John Ruskin est un auteur et un réformateur anglais qui a eu une grande influence sur le Mahatma. Au début du siècle, alors que Gandhi résidait à Johannesburg au Transvaal, son ami Henry S. L. Polak lui prêta un petit livre intitulé « Unto this last » (Jusqu’au dernier) de ce Monsieur Ruskin.
Gandhi se mit à lire le volume dès le départ du train qui l’amenait de Johannesburg à Durban et il en poursuivit la lecture toute la nuit. Ruskin dans cet ouvrage prêche la dignité du travail manuel, recommande de vivre simplement et insiste sur les complications débilitantes du système économique moderne.
On y lit que :
« La richesse est un pouvoir comme l’électricité; elle agit par ses inégalités ou ses interruptions. La puissance de la « guinée » dans votre poche dépend complètement de l’absence de « guinées » dans la poche de votre voisin.

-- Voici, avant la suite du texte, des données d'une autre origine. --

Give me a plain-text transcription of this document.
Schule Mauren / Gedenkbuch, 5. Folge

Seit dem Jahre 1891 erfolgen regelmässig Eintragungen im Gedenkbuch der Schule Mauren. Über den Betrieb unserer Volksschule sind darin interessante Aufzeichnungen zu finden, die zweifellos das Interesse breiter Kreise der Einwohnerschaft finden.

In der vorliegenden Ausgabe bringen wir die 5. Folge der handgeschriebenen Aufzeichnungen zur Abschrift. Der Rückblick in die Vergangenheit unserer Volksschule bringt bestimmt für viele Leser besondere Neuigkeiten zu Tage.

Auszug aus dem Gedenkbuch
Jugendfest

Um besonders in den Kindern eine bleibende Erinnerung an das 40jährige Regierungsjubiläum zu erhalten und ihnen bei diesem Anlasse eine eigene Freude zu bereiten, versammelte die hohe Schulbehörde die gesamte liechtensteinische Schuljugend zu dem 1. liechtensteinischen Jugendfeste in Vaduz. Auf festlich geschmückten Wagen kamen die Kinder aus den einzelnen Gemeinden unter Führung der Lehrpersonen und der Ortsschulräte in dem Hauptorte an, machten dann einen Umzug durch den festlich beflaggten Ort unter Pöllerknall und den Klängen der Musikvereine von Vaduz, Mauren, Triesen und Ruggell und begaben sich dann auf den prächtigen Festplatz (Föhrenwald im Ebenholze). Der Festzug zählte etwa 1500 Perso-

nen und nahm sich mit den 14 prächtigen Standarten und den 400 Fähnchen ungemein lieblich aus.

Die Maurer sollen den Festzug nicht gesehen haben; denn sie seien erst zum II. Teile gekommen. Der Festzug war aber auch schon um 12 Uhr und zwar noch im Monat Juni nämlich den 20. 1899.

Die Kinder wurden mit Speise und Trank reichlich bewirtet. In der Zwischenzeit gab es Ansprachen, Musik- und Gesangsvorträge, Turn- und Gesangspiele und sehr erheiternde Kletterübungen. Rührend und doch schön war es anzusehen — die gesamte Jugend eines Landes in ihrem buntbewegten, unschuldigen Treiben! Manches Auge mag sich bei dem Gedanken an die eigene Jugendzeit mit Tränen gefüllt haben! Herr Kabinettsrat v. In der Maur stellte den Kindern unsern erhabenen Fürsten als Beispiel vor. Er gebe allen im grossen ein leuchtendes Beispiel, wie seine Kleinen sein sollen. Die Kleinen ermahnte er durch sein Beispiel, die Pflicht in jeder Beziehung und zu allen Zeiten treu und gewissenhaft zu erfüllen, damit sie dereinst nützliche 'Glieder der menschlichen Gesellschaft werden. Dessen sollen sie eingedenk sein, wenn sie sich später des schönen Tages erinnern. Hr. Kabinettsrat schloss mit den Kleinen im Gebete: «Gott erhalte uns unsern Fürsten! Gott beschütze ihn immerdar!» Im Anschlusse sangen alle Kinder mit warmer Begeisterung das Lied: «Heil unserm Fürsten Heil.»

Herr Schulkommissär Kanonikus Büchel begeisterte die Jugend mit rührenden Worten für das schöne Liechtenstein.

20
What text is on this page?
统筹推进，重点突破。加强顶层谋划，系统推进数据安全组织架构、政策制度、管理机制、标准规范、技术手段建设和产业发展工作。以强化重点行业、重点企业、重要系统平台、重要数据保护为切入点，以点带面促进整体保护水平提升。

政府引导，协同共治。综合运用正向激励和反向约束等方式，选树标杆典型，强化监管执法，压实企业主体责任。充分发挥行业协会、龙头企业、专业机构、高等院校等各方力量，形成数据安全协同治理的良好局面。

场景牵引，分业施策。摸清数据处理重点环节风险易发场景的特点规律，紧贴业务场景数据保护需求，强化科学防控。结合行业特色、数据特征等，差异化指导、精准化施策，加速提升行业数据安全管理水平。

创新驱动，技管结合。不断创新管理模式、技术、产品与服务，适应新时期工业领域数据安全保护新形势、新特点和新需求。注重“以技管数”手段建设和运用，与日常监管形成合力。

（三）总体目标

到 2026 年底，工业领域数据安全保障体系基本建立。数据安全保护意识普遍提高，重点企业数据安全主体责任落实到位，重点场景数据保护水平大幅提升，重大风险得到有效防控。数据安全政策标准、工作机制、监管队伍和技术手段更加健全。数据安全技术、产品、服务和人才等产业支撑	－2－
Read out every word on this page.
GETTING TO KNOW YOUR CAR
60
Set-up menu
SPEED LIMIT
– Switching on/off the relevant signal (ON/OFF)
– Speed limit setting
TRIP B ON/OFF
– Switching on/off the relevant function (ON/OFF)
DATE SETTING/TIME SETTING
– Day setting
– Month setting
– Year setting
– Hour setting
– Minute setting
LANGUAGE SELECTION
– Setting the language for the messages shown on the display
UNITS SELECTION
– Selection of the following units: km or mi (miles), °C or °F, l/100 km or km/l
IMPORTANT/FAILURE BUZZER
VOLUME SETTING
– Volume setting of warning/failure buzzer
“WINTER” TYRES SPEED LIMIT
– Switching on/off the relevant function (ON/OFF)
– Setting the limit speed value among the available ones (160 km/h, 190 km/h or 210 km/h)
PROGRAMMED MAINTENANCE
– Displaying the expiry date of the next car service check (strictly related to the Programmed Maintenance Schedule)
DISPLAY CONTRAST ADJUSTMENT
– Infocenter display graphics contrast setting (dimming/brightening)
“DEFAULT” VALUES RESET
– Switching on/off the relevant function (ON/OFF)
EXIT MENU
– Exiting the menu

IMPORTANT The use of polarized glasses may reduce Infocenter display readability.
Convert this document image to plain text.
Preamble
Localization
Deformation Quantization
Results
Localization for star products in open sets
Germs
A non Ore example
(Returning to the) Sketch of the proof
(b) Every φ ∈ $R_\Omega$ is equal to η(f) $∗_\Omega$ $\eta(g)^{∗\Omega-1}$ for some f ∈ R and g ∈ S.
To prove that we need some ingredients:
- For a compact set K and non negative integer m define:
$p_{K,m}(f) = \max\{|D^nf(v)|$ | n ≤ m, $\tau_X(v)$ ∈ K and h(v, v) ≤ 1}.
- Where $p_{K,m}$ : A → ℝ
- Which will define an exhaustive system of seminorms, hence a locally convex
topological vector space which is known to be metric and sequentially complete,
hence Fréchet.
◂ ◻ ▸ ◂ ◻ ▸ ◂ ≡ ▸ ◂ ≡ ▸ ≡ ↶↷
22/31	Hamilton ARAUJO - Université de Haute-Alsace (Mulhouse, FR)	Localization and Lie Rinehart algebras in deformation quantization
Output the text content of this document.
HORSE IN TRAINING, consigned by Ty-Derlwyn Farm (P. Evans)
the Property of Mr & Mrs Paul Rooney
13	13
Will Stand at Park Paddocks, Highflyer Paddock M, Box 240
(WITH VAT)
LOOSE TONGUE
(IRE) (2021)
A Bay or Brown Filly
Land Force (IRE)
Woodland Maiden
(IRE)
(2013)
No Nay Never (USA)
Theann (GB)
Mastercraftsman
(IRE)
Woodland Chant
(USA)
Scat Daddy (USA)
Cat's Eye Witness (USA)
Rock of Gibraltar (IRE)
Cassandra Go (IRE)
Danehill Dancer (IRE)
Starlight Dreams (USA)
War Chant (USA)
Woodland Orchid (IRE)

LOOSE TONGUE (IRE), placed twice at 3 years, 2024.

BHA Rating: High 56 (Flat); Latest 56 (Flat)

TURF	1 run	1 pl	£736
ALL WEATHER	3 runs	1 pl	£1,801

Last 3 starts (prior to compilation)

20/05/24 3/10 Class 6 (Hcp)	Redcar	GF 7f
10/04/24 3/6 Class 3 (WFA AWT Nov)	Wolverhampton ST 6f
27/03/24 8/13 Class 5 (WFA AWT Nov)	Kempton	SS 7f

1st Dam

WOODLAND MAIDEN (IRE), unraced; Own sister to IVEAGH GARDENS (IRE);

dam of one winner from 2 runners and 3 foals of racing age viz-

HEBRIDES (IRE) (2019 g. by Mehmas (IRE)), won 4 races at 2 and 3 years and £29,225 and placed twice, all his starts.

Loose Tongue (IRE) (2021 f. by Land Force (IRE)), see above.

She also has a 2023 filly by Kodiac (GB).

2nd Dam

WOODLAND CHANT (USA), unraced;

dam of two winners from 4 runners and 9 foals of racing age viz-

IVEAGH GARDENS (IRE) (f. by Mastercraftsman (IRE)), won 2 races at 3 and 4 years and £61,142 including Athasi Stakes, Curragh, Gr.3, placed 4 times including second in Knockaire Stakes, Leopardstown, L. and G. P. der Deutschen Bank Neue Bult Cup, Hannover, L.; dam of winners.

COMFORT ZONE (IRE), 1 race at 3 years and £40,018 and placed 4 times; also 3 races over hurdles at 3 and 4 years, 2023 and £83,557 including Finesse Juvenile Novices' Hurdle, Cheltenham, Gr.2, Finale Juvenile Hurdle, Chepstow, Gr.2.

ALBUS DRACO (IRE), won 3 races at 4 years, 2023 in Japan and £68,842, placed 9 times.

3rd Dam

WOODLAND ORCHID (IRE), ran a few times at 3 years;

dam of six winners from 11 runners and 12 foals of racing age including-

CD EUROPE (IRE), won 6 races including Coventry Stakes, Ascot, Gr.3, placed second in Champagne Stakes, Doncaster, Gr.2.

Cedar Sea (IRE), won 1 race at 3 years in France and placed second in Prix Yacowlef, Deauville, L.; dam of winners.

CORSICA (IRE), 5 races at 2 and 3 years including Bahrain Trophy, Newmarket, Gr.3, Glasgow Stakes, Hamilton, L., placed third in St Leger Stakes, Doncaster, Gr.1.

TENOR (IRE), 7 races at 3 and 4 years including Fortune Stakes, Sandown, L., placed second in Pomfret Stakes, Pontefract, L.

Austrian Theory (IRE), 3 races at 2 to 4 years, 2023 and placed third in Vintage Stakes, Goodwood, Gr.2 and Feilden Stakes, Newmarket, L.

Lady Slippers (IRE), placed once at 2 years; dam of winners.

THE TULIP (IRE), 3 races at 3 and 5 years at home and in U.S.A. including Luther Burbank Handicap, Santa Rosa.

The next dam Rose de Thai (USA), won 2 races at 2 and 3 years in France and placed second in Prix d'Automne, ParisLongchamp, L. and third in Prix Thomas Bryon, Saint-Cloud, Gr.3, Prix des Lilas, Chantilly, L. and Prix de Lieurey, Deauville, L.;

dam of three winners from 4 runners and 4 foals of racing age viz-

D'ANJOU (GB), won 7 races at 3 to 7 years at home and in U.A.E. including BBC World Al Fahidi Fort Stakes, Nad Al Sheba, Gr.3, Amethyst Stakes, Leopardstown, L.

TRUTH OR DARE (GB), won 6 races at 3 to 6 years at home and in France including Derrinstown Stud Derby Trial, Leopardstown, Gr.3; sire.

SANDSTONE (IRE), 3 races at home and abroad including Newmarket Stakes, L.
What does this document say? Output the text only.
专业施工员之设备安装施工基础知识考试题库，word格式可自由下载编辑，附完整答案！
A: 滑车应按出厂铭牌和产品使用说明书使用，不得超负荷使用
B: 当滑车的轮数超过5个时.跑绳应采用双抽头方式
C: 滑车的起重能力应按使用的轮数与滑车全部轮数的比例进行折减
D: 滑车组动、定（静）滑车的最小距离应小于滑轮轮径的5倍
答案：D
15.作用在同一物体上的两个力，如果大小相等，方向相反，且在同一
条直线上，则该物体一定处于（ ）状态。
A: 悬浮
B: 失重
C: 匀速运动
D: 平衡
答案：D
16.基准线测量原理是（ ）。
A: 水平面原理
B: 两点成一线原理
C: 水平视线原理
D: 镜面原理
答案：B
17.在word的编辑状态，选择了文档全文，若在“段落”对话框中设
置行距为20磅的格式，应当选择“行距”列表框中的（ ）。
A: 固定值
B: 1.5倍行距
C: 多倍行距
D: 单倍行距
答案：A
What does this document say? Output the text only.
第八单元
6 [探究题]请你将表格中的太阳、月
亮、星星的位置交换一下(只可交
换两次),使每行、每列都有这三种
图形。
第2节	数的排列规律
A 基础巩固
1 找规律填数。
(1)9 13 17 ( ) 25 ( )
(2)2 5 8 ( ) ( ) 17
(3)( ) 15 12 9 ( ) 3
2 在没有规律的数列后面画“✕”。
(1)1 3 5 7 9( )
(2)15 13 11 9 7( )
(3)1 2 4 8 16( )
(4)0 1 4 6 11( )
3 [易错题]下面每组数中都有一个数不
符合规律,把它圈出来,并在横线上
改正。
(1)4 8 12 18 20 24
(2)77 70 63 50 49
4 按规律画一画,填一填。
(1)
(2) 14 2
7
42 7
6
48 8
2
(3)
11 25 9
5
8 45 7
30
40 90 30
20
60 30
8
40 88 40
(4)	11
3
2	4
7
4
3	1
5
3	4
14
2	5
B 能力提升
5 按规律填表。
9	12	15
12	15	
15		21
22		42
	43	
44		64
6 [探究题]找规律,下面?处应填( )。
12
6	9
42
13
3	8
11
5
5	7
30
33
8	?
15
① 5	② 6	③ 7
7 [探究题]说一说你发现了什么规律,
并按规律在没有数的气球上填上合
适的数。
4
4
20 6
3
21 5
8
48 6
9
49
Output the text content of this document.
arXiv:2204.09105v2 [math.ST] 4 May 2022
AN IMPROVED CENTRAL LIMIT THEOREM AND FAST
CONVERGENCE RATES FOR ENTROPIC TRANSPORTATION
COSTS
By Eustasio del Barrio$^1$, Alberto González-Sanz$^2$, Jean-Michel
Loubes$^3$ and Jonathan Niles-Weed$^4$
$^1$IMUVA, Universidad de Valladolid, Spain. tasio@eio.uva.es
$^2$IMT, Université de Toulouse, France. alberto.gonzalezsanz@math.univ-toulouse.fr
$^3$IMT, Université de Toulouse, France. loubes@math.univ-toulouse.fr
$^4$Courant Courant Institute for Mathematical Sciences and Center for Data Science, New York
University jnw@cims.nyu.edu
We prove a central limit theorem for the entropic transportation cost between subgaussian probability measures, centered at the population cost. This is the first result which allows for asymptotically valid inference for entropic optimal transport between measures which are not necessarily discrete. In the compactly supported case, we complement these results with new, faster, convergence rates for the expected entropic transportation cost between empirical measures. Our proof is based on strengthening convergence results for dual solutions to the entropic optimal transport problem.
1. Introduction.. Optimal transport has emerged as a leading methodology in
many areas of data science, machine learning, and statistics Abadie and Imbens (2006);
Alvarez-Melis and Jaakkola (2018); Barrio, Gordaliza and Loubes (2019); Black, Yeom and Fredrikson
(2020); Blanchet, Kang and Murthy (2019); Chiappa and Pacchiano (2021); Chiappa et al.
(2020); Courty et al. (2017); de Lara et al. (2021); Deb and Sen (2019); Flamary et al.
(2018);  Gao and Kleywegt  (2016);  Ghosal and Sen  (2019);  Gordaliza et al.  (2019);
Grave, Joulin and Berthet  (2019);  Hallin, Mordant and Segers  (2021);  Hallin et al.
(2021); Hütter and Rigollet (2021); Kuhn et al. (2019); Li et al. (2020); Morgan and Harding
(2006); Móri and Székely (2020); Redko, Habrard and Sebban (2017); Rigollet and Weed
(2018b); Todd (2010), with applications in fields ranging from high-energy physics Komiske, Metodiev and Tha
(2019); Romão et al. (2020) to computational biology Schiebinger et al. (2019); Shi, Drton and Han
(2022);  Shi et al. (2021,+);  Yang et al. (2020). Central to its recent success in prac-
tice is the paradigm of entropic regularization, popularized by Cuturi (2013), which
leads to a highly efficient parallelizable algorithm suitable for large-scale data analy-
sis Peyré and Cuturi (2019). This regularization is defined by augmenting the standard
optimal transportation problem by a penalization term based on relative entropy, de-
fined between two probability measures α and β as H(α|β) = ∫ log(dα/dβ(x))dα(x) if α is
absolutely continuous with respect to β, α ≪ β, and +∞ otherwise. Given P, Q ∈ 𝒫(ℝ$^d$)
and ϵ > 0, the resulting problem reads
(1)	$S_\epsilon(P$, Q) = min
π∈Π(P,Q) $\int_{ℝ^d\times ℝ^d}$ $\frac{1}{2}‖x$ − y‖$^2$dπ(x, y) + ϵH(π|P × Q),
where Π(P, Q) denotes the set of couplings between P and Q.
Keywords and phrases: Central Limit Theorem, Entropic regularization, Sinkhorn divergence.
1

S’il ne désirerait pas votre « guinée », elle ne servirait de rien. » En conséquence, ce que l’on désire réellement sous le nom de richesse, c’est essentiellement le pouvoir sur les autres.
Il recommandait à l’homme de chercher non pas une richesse plus grande, mais des plaisirs plus simples.
Il n’en fallait pas plus pour séduire Gandhi.
Ce fut un coup de foudre.
Sous l’influence de ce texte, Gandhi décida sur-le-champ de changer sa vie. Il fit l’acquisition d’une ferme à Phœnix, il s’y installa avec sa famille et quelques associés, et le groupe entreprit de vivre en harmonie avec les principes qu’il venait de découvrir.
À la lumière des enseignements de Ruskin, Gandhi introduisit autant de simplicité que possible dans sa maison d’avocat. Son goût pour le travail manuel allait croissant et il entraînait son entourage à suivre sa discipline.
Son ami Polak l’aidait à faire tourner la roue du moulin à farine et même les enfants et l’épouse de Gandhi y prêtaient la main à l’occasion.
Un domestique veillait à l’entretien de la propriété mais il vivait dans la maison comme un membre de la famille. Chacun l’aidait dans sa tâche et Gandhi s’occupait lui-même du nettoyage des cabinets au lieu de demander au domestique de le faire.
Ce livre révéla à Gandhi ses propres convictions. Il en dégagea plus particulièrement les trois enseignements suivants:
- le meilleur de l’individu se retrouve dans le meilleur de la collectivité,
- le travail d’un avocat ne vaut ni plus ni moins que celui du barbier,
- une vie de labeur est la seule qui vaille la peine d’être vécue.
Au cours de son premier séjour dans les prisons britanniques d’Afrique de Sud, Gandhi commença à traduire « Unto this last » en gouyarati sous le titre de « Sarvodaya » qui signifie en français : lever, ascension de tous. Il regrettait que sa peine de prison soit trop courte pour lui permettre de terminer son travail.
Par un étrange concours de circonstances, quelques années plus tard, cette œuvre de John Ruskin, un anglais de grande renommée, dont l’œuvre circulait librement partout dans le monde, fut interdite par la police de l’Inde britannique.
L’attrait pour le livre censuré fut si grand que tous ceux qui l’achetaient payaient beaucoup plus que le prix de quatre « annas » demandé par Gandhi; les billets de cinq et dix roupies sortaient de partout, certains vidant simplement leurs poches de tout l’argent liquide qu’elles contenaient pour en faire l’acquisition. Gandhi se souvient d’un client qui lui a remis 50 roupies.
Le meilleur argument de vente était que ceux et celles qui l’achetaient étaient passibles d’arrestation et de prison pour achat de littérature interdite. Pour les supporters du Mahatma, être condamné à la prison c’était comme pour un canadien être reçu de l’Ordre du Canada ou pour un français de recevoir la Légion d’honneur.
Malheureusement, compte tenu du nombre et de la qualité des contrevenants, le gouvernement fit marche arrière et décida que la façon dont les ouvrages avaient été écoulés ne constituait pas une vente réelle. À la grande déception de tous ceux et celles qui souhaitaient être arrêtés, aucune accusation ne fut portée contre qui que soit.